Tian Yu, Yunhe Li, Michael E. Kim, Chenyu Gao, Qi Yang, Leon Y. Cai, Susan M. Resnick, Lori L. Beason-Held, Daniel C. Moyer, Kurt G. Schilling, and Bennett A. Landman. “Tractography with T1-weighted MRI and Associated Anatomical Constraints on Clinical Quality Diffusion MRI.” Proceedings of SPIE Medical Imaging 2024: Image Processing, vol. 12926, 129262B, 2024, San Diego, California
Diffusion MRI (dMRI) streamline tractography is the gold standard for estimating brain white matter (WM) pathways in vivo, traditionally reflecting macroscopic relationships with WM microstructure. However, recent advancements have shown that convolutional recurrent neural networks (CoRNN), trained with a teacher-student framework, can learn and propagate streamlines directly from T1 and anatomical contexts. Previously, training for these networks required high-resolution dMRI data.

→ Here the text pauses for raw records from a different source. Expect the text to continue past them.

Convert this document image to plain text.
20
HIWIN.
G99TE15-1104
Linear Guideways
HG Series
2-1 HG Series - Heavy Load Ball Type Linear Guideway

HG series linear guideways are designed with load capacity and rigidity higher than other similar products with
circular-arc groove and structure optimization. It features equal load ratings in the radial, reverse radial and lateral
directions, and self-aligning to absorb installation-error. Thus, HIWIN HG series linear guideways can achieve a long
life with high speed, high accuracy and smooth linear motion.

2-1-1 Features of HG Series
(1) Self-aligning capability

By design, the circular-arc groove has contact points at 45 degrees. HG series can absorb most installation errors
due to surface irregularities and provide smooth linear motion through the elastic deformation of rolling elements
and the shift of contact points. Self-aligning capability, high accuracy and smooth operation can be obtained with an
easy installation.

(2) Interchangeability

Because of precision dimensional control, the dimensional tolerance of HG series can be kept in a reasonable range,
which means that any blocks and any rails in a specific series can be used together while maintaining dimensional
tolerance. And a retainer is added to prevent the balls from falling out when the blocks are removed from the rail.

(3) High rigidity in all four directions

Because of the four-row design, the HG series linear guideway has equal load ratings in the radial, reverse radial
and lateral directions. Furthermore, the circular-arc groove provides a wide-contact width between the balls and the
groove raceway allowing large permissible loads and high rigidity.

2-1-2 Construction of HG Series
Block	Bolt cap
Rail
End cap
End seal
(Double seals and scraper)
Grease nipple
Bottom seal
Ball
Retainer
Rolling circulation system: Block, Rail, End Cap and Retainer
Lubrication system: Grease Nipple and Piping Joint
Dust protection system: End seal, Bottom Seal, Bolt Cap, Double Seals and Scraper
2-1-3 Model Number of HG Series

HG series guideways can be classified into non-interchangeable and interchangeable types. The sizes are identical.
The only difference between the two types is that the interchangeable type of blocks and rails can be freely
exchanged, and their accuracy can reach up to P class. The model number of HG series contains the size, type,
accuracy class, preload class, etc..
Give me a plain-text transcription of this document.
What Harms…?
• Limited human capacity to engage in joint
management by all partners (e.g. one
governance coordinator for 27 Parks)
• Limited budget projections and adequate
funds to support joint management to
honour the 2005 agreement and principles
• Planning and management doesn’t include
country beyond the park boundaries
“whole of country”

In this study, the training mechanism is generalized to work with traditional clinical resolution data, enhancing applicability across diverse and sensitive populations. CoRNN was trained on a subset of the Baltimore Longitudinal Study of Aging (BLSA), which closely resembles typical clinical protocols. A new metric, the epsilon ball seeding method, was introduced to compare T1-based tractography with traditional diffusion tractography at the streamline level. Using this metric, it was found that T1 tractography generated by CoRNN replicates diffusion tractography with an error margin of approximately two millimeters.
These findings suggest that CoRNN can effectively generalize across different data resolutions, making T1-based tractography a viable alternative to traditional diffusion tractography in clinical settings.